Mechanisms of Cardiac Ryanodine Receptor Modulation by Phosphorylation
The cardiac ryanodine receptor (RyR2) constitutes the main pathway for Ca2+ release from the
sarcoplasmic reticulum (SR) during excitation-contraction coupling of the heart. The force of cardiac contraction
is greatly dependent on the magnitude of Ca2+ release by RyR2 channels: during periods of stress or in the
setting of exercise, ß-adrenergic stimulation of ventricular myocytes increases Ca2+ release and thus force of
contraction. In isolated, beating hearts stimulated with ß-adrenergic agonists, RyR2 channels are among the first
proteins to undergo metabolic phosphorylation. This suggests that RyR2 channels are an integral part of the
concert of events by which ß-adrenergic receptors produce inotropic and lusitropic effects on the heart. Yet, the
functional effect of RyR2 phosphorylation remains elusive. Wide ranges of importance have been attributed to
RyR2 phosphorylation, from functionally inconsequential to a central mechanism in several cardiomyopathies.

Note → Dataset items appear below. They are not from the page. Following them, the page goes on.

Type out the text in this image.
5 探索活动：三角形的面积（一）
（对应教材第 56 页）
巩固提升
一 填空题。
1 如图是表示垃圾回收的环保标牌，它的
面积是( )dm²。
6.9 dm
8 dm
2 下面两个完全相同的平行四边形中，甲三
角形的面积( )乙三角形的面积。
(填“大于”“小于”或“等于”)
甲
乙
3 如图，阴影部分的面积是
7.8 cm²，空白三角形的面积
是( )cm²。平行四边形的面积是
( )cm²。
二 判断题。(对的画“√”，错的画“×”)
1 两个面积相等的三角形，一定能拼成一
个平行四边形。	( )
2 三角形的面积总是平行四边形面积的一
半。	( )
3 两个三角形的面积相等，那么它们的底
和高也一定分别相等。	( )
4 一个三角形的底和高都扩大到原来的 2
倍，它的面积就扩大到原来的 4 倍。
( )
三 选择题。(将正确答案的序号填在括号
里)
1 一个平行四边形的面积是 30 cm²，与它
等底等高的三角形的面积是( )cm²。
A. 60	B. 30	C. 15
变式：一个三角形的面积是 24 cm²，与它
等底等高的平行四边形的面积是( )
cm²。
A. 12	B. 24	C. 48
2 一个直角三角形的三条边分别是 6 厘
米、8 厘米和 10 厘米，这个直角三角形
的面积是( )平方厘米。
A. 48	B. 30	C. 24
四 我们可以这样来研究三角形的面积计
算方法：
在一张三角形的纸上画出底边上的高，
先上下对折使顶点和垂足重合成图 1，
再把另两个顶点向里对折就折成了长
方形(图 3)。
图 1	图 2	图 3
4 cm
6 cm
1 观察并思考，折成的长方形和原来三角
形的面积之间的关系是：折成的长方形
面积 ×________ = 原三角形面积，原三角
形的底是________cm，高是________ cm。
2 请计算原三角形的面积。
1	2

This proposal aims to elucidate the mechanisms underlying regulation of RyR2 by phosphorylation. We have gathered
evidence to postulate that the present model of RyR2 phosphorylation, where one kinase (PKA or CaMKII)
phosphorylates one RyR2 phosphoepitope (Ser2808 or Ser2814, respectively) and produces one discrete effect, is
overly simplified and leads to erroneous assumptions. Instead, we propose a multi-site, bimodal and interactive model
of RyR2 phosphorylation where Ser2808 and Ser2814 (and possibly Ser2811) all form part of a single signaling node
(“phosphorylation hotspot”) that works in concert to modulate RyR2 gating in a graded manner. Our model also
considers the emergent role of Ser2030, a PKA site, in the control of RyR2 modulation by phosphorylation, and the
active contribution of protein phosphatases PP1 and PP2a to this process.
We have generated key experimental animals and toolkits that will allow us to test with unprecedented
integrative level the physiological and pathophysiological role of RyR2 phopshorylation and dephosphorylation in
molecular, cellular, whole heart and intact animal settings. These studies are therefore likely to provide fresh, novel
insight into the mechanisms that control RyR2 phosphorylation and the functional consequences of this process
for the Ca2+ homeostasis of cardiac cells.